Wednesday, June 29, 2011

they're coming to get you BAHRbra!



Zombies are kind of the in thing right now. Or maybe it's vampires, or werewolves or whatever the new show is on MTV about hot teenagers who are immortal and feast upon each other.

So in this spirit, I am bringing Bustories back from the dead. To get in the spirit, you should probably watch Night of the Living Dead (the original, duh), filmed entirely in Pittsburgh and partly in a cemetery that i've been to.

The reason for the resurrection has little to do with buses or stories, or even zombies, for that matter.
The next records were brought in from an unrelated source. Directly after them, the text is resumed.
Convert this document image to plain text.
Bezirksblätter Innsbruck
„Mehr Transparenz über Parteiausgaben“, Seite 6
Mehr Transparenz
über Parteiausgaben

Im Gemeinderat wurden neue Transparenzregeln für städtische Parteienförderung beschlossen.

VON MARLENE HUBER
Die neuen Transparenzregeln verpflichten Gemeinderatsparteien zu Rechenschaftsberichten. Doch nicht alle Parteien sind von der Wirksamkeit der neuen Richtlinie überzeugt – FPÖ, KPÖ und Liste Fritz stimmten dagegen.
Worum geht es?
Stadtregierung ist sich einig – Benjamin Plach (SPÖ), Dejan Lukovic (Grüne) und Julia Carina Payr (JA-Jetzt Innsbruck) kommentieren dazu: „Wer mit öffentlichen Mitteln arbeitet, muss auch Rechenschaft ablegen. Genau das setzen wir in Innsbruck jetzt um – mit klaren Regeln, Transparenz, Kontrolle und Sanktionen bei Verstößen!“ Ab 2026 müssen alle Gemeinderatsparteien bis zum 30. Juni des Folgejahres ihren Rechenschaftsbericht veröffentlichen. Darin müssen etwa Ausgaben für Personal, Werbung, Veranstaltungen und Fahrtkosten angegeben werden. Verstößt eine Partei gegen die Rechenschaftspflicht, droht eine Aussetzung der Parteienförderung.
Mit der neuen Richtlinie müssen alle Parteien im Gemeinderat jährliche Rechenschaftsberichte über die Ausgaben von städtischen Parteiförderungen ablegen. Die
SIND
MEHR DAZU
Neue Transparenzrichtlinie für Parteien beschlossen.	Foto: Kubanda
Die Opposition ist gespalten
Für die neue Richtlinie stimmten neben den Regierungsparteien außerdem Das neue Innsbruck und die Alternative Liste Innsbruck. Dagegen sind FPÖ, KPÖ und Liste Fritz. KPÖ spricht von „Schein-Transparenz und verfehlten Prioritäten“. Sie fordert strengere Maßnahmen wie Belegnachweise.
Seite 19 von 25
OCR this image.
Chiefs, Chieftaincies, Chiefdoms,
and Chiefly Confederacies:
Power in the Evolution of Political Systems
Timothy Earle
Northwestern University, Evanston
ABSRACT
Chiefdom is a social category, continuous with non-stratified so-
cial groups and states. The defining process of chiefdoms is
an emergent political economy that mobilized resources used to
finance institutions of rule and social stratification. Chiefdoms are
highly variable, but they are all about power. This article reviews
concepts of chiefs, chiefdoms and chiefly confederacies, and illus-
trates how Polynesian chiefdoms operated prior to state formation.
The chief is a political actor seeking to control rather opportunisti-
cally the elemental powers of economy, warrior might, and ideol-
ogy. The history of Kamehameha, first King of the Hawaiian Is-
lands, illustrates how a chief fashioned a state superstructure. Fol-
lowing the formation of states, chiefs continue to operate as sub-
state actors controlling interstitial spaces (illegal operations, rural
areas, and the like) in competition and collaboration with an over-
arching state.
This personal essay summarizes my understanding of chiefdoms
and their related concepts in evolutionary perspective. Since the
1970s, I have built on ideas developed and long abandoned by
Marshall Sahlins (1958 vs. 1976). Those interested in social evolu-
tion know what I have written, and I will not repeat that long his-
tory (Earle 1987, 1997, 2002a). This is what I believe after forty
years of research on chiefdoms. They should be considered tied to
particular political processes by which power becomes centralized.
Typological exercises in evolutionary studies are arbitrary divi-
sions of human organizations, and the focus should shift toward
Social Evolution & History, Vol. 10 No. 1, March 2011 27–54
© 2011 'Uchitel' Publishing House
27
Call it pragmatism but i figured it would be easier to keep people up to date on my upcoming 6-week long adventure in New York as i begin my MFA in Art Practice at the School of Visual Arts if i just keep all the information, random thoughts, elaborate dreams, observations and reflections on various city smells to one location: this blog. Bustories has served this purpose before while i was a resident artist at Taliesin in Wisconsin.

So if this sounds like it's your sort of thing, follow the blog and i promise to keep you up to date on all the useless information i normally share with you in person. It's like i'll be right there in front of you, being self-depracating and neurotic as usual. I'll try to keep the posts brief but, as you know, i have that damn propensity for verbosity.